DURHAM, N.C. – Researchers at the Duke Human Vaccine Institute successfully created an HIV vaccine candidate that guides key immune cells along an evolutionary pathway to become broadly neutralizing antibodies.

In studies using mice, the immunogen activates diverse precursors of a specific broadly neutralizing antibody (bnAb) and starts the maturation of these antibodies at high enough levels to be a viable component of an HIV vaccine.

“A successful vaccine will need to induce lot of antibodies that target key regions of the virus, so these results are just one part of that goal, but a promising step,” said Mihai L. Azoitei, Ph.D., associate professor in the Duke Human Vaccine Institute and the Department of Cell Biology at Duke and lead author of a study featured on the cover of the journal Science Translational Medicine.

Azoitei and colleagues, building on a previous version of the immunogen developed at the Duke Human Vaccine Institute, aimed to increase the frequency of the mutations triggered by the immunogen.

They used computational modeling and structural analysis to enhance the immunogen’s ability to activate diverse bnAb precursors and to acquire the rare mutations that lead to bnAbs.

The resulting immunogen activated diverse precursors of an HIV V3-glycan bnAb – antibodies that target a key site of vulnerability on the outer envelope of the virus -- and promote their acquisition of a functionally critical mutation.

The immunogen was validated biochemically, structurally, and in three different humanized mouse models that were designed to evaluate HIV vaccine candidates.

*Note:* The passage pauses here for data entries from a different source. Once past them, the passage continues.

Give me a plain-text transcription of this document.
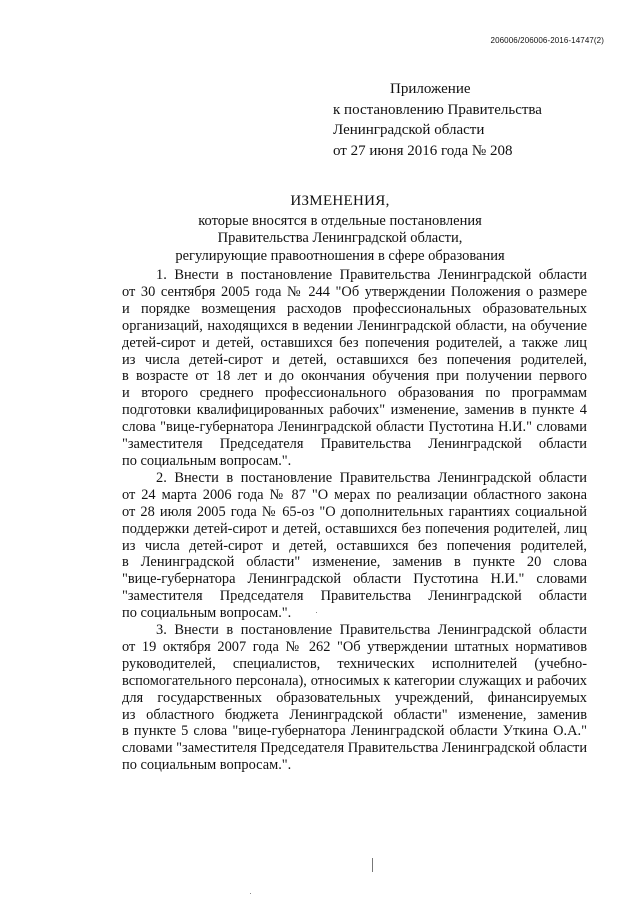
206006/206006-2016-14747(2)
Приложение
к постановлению Правительства
Ленинградской области
от 27 июня 2016 года № 208
ИЗМЕНЕНИЯ,
которые вносятся в отдельные постановления
Правительства Ленинградской области,
регулирующие правоотношения в сфере образования
1. Внести в постановление Правительства Ленинградской области
от 30 сентября 2005 года № 244 "Об утверждении Положения о размере
и порядке возмещения расходов профессиональных образовательных
организаций, находящихся в ведении Ленинградской области, на обучение
детей-сирот и детей, оставшихся без попечения родителей, а также лиц
из числа детей-сирот и детей, оставшихся без попечения родителей,
в возрасте от 18 лет и до окончания обучения при получении первого
и второго среднего профессионального образования по программам
подготовки квалифицированных рабочих" изменение, заменив в пункте 4
слова "вице-губернатора Ленинградской области Пустотина Н.И." словами
"заместителя Председателя Правительства Ленинградской области
по социальным вопросам.".
2. Внести в постановление Правительства Ленинградской области
от 24 марта 2006 года № 87 "О мерах по реализации областного закона
от 28 июля 2005 года № 65-оз "О дополнительных гарантиях социальной
поддержки детей-сирот и детей, оставшихся без попечения родителей, лиц
из числа детей-сирот и детей, оставшихся без попечения родителей,
в Ленинградской области" изменение, заменив в пункте 20 слова
"вице-губернатора Ленинградской области Пустотина Н.И." словами
"заместителя Председателя Правительства Ленинградской области
по социальным вопросам.".
3. Внести в постановление Правительства Ленинградской области
от 19 октября 2007 года № 262 "Об утверждении штатных нормативов
руководителей, специалистов, технических исполнителей (учебно-
вспомогательного персонала), относимых к категории служащих и рабочих
для государственных образовательных учреждений, финансируемых
из областного бюджета Ленинградской области" изменение, заменив
в пункте 5 слова "вице-губернатора Ленинградской области Уткина О.А."
словами "заместителя Председателя Правительства Ленинградской области
по социальным вопросам.".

“These results provide a blueprint for rationally designing vaccine candidates that engage different immune cells and guide them on the path to producing protective antibodies against HIV,” Azoitei said.

Further tests in primates and humans are planned.

In addition to Azoitei, study authors include Olivia M. Swanson, Qianyi E. Zhang, Elizabeth Van Itallie, Ming Tian, Alecia R. Brown, Caitlin Harris, A. Brenda Kapingidza, Brianna Rhodes, Lena M. Smith, Sravani Venkatayogi, Kenneth Cronin, McKenzie Frazier, Rob Parks, Maggie Bar, Chuancang Jiang, Joshua S. Martin Beem, Hwei-Ling Cheng, Jillian Davis,

Kelly McGovern, Amanda Newman, RJ Edwards, Derek Cain, S. Munir Alam, Kevin Wiehe, Kevin O. Saunders, Priyamvada Acharya, Fred Alt, and Barton F. Haynes.

The study received funding support from the National Institute of Allergy and Infectious Diseases of the National Institute of Health (UM1AI144371, U54AI170752, R01AI155804).